Oft genug hatte ich ihn diesen Umschlag in der Hand wiegend gesehen, während er feixte: „Ein Jahr ist keine Ewigkeit, und dann heißt es – mit Zins und Zinseszins zurückzahlen!“
Recht behalten hatte er. Das Jahr ist unglaublich schnell vorbeigegangen. Der Schuldschein ist fällig.
Aber ich finde ihn nicht. Wo ist nur das kleine Stück Papier, mit dem Nelson einen Menschen vernichten kann? Er ist ja längst nicht die Humanität in Person, als die er sich so gerne ausgibt. Nelson ist hart und unbarmherzig. Was ihm unbequem ist, wird vernichtet. Das weiß auch ich. Alle meine Bekannten wissen es. Sie kennen die Geschichte mit Hilka, seiner langjährigen Freundin, die ihn liebte.

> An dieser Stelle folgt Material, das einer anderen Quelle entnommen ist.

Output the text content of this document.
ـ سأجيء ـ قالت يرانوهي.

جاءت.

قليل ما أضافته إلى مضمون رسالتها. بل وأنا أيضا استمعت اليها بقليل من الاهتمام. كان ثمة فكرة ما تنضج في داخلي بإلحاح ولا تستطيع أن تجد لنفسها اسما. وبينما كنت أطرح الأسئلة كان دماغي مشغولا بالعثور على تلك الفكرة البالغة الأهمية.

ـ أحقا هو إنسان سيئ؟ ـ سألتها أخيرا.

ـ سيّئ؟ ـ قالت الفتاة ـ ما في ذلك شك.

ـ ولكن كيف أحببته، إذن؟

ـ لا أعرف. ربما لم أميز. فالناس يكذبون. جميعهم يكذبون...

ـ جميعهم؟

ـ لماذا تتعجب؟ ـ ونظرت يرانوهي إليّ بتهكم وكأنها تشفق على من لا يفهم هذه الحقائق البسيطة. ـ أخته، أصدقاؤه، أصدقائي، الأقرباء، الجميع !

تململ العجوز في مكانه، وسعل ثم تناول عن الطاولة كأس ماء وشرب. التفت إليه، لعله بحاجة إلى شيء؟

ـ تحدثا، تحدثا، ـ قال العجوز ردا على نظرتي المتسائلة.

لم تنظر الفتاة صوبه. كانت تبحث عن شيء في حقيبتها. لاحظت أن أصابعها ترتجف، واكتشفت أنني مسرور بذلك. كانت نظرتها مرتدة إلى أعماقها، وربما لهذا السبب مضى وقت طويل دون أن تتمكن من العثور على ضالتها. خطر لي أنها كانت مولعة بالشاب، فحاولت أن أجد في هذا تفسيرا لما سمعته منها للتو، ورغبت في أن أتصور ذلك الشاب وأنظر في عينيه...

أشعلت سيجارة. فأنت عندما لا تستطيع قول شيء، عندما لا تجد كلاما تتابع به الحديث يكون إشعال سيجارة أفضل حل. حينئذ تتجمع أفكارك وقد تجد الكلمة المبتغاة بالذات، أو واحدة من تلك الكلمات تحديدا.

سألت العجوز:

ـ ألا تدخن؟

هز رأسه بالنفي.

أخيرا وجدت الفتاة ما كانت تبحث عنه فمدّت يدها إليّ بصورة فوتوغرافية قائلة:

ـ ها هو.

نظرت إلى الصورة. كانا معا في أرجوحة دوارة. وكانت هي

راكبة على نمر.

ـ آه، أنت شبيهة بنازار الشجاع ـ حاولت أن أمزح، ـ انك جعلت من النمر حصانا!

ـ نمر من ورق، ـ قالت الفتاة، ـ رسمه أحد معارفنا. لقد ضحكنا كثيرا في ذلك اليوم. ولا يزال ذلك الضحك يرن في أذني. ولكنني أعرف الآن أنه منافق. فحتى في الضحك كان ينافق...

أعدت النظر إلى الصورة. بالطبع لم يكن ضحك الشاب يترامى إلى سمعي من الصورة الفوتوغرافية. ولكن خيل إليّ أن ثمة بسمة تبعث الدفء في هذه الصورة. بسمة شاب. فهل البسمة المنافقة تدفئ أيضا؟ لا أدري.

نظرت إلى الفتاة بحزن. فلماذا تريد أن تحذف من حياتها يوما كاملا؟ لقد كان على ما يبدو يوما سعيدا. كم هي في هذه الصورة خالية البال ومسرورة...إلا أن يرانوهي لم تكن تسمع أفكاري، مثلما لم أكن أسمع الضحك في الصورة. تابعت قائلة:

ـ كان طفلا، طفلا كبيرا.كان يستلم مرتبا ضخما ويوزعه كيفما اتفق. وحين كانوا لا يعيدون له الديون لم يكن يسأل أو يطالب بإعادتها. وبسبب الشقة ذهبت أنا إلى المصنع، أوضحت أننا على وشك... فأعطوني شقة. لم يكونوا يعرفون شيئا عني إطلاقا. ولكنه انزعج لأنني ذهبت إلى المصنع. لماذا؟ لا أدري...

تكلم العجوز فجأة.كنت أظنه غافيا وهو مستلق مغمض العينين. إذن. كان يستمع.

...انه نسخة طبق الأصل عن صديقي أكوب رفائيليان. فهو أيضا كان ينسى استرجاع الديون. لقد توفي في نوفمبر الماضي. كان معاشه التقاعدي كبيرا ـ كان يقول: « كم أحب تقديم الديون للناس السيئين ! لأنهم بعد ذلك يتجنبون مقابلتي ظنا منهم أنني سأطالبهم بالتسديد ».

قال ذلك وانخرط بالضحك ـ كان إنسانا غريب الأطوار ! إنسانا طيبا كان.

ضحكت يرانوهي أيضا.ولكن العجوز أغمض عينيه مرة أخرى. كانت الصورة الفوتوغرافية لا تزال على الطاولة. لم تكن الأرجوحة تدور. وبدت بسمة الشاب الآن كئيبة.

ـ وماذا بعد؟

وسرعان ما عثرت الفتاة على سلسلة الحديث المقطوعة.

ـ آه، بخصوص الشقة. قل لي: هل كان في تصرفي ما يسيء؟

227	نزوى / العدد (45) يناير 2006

Plötzlich war sie aus dem Gesichtskreis seiner Freunde verschwunden, und mancher fragte anfangs noch: „Wo steckt Hilka eigentlich?“
Aber über dieses Thema schwieg sich Nelson hartnäckig aus. Er wollte nicht mehr über die Frau reden, die es wagte, von ihm ein Kind zu bekommen und die ihn darüber hinaus bat, sie nun endlich zu heiraten. Ihre Forderung erboste ihn. Was glaubte sie, wer sie war, dass sie sich an ihn hängen wollte? Er war fertig mit ihr. Ob er eigentlich gehört hatte, dass das Kind gleich nach der Geburt starb und dass Hilka nun genügend Zeit und Muße blieb, sich ganz ihren Rache- und Hassgefühlen hinzugeben?
Die meisten Leute hatten ohnehin nie wirklich begriffen, was die sensible, zarte Hilka zu dem blatternarbigen, stiernackigen Nelson zog. Er selber gab – als noch alles in Ordnung schien – die Antwort darauf: "Wo die Liebe eben hinfällt, mitunter sogar auf einen Dunghaufen!“ Recht hatte er, er w a r ein Dunghaufen!
Ich will jetzt nicht an diverse unwesentliche Dinge denken. Ich kam ja, den Schuldschein zu suchen und – natürlich - ihn zu finden. Papiere fallen mir entgegen aus geöffneten Schubläden. In meiner Nervosität zerreisse ich einige sogar. Aber was ich auch betrachte, der Schuldschein ist nicht dabei. Er scheint wie vom Erdboden verschwunden, dieses wichtige Schriftstück, unter dem der Name Roy Burton steht und von dem so viel für mich abhängt.
Der Schein ist zehntausend wert. Im Grunde eine lächerliche Summe. Aber für den Schuldner, der sie nicht bezahlen kann, doch ein Motiv, den Gläubiger um die Ecke zu bringen.
Nelson um Stundung zu bitten, wäre Wahnsinn.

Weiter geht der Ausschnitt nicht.